Lyme borreliosis is the most prevalent tick-borne disease in the United State1 Lyme disease exists throughout much of the world, including USA, Canada, Europe and Asia. In Europe and USA, Lyme carditis occur in approximately four percent of untreated Lyme disease patients2,3
The degree of myopericardial involvement will largely dictate the broad array of clinical manifestations. While AV nodal disease is by far the most common manifestation, Lyme carditis may also present with SA node dysfunction, pericarditis, endocarditis, myocarditis, pericardial effusion, myocardial infarction, coronary artery aneurysm, QT interval prolongation, tachyarrhythmia’s, and congestive heart failure4
Lyme infection should be suspected in any patient who engages in high-risk activities or lives in endemic areas. Our patient, an avid golfer living in a Lyme endemic area, presented with atrial fibrillation, and complete AV block with no prior cardiac disease or risk factors.
The association of Lyme carditis with Atrial Fibrillation is infrequently reported.5
The etiology may be related to either SA disease or myocarditis. Management of Atrial fibrillation in the setting of Lyme carditis poses many challenges, as many of our traditional algorithms used to treat arrhythmias would be deemed unsafe. Electrical Cardioversion in the setting of an inflamed myocardium could be proarrhythmogenic and fatal. Pharmacological cardioversion may uncover underlying AV nodal disease caused by Lyme and induce complete heart block. For the same reasons, Class I, II, III, and IV antiarrhythmic drugs traditionally used for rate control, cannot be used in this setting. Finally anticoagulation traditionally used for stroke prevention, would be contraindicated if concomitant pericardial involvement is present for the fear of causing hemopericardium.
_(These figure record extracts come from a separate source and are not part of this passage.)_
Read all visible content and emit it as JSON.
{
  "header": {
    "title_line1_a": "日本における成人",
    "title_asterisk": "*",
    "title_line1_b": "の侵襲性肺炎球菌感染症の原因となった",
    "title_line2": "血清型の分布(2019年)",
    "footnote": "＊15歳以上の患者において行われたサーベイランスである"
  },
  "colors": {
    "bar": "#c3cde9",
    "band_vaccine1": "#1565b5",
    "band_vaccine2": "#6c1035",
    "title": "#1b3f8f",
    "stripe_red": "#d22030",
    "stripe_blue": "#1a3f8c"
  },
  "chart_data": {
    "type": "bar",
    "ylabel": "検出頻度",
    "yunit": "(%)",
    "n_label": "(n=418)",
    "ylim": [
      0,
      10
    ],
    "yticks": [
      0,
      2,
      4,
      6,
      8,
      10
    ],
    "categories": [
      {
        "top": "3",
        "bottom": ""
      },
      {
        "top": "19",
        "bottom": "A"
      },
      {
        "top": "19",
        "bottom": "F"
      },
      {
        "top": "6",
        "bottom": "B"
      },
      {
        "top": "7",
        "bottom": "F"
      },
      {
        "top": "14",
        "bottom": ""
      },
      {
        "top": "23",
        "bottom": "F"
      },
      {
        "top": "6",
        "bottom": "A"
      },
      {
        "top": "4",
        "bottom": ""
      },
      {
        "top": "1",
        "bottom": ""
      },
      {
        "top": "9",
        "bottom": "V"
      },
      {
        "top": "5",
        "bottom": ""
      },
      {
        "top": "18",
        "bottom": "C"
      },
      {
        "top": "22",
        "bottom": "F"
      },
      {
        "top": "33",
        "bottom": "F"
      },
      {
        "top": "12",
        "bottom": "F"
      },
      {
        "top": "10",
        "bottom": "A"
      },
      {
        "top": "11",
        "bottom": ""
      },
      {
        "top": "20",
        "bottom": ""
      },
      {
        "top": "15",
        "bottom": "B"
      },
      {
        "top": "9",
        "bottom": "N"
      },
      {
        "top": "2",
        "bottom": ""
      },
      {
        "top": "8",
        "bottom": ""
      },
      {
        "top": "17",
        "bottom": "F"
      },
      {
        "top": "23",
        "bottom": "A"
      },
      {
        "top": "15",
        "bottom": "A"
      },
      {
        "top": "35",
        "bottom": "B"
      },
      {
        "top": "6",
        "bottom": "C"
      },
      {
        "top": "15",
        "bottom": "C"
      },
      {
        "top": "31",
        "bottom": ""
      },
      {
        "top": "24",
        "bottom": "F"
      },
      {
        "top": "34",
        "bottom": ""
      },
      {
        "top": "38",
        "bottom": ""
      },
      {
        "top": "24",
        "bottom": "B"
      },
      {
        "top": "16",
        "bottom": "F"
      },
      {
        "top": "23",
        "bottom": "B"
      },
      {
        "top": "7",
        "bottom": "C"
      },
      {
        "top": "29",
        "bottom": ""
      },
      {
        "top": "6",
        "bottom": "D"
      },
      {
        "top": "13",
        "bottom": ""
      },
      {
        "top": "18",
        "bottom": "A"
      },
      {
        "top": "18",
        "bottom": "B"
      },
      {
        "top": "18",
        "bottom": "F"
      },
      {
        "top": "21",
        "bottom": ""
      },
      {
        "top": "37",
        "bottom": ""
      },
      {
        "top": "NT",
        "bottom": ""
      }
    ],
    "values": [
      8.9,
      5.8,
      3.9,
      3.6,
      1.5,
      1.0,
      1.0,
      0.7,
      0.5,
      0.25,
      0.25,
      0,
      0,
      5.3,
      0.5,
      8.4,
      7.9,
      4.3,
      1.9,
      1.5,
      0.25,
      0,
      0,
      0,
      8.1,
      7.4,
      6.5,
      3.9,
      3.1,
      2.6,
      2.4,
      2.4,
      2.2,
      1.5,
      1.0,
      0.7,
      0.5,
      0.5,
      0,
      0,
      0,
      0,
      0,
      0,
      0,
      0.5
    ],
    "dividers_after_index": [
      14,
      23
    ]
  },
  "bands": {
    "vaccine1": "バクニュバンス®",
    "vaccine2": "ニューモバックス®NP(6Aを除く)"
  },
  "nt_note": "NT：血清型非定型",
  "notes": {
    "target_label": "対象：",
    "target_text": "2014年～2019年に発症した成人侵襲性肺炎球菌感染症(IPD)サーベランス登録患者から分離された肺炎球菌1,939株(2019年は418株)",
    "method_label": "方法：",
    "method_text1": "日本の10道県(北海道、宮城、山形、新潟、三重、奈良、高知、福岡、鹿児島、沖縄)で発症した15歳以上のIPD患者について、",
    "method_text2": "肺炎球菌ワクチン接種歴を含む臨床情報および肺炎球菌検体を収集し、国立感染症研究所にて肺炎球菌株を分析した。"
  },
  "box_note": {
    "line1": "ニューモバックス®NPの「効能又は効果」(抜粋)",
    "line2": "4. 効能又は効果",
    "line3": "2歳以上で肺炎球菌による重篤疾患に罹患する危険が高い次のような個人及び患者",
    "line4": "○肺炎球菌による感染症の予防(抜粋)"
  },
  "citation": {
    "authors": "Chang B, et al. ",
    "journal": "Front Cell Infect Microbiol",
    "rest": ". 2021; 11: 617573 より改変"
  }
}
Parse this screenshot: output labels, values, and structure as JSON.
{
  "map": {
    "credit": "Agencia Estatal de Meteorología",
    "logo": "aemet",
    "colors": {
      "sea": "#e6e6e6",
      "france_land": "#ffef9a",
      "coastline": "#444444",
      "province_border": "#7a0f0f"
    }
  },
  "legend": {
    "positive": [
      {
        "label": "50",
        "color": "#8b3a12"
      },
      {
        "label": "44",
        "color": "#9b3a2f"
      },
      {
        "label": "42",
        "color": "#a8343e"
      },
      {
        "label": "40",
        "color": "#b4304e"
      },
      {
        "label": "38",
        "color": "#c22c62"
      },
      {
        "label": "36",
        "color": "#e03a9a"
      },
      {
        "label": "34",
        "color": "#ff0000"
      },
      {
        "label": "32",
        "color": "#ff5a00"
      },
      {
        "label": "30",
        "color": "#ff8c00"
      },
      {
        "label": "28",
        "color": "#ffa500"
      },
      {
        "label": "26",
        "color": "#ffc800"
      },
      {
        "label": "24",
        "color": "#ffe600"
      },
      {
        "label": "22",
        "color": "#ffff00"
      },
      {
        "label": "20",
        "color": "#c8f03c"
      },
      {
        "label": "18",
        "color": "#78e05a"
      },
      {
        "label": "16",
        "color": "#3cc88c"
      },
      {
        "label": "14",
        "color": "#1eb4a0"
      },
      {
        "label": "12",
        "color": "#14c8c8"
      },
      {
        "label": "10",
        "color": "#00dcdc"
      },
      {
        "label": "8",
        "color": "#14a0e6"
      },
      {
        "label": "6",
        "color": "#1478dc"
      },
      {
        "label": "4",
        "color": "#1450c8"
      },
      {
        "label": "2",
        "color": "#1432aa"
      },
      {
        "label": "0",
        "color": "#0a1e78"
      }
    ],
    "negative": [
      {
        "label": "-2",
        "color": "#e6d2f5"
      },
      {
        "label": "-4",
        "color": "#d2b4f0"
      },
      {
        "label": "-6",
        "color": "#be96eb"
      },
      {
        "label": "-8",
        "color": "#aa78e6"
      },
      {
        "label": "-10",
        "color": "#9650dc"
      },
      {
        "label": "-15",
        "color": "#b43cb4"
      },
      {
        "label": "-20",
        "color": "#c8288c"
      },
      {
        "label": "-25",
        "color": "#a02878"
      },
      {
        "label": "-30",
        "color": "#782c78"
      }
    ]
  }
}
Antibiotics remain the mainstay of therapy.6 There have been no trials to compare one antibiotic from another; the data on appropriate treatment regimen comes mainly from case reports and case series. Intravenous ceftriaxone is the drug of choice in symptomatic patients (e.g. syncope, dyspnea, or chest pain) and asymptomatic patients with marked PR prolongation (PR>300ms);7 as the degree of block may fluctuate and rapidly worsen in such patients. Patient allergic to penicillin and its derivatives should be desensitized. IV antibiotic should be continued till the PR interval is <300ms.6 Asymptomatic patient should be treated with oral doxycycline, except in children <8 years old and pregnant women, where amoxicillin can be used.
Only one third of patients remember a tick bite or present with a rash,8 neither the serodiagnosis is positive in the initial weeks of the illness. This case is a timely reminder for all resident physicians that Lyme disease should be high on differential in a patient with atypical presentation of Atrial fibrillation and conduction defect. If untreated the natural history of Lyme carditis will often result in congestive heart failure and/or sudden cardiac death. Misdiagnosis of AV dysfunction could lead to unnecessary implantation of a permanent pacemaker. Thus the treatment algorithm in Lyme induced Atrial fibrillation is different, and largely depend upon prompt diagnosis and antibiotics.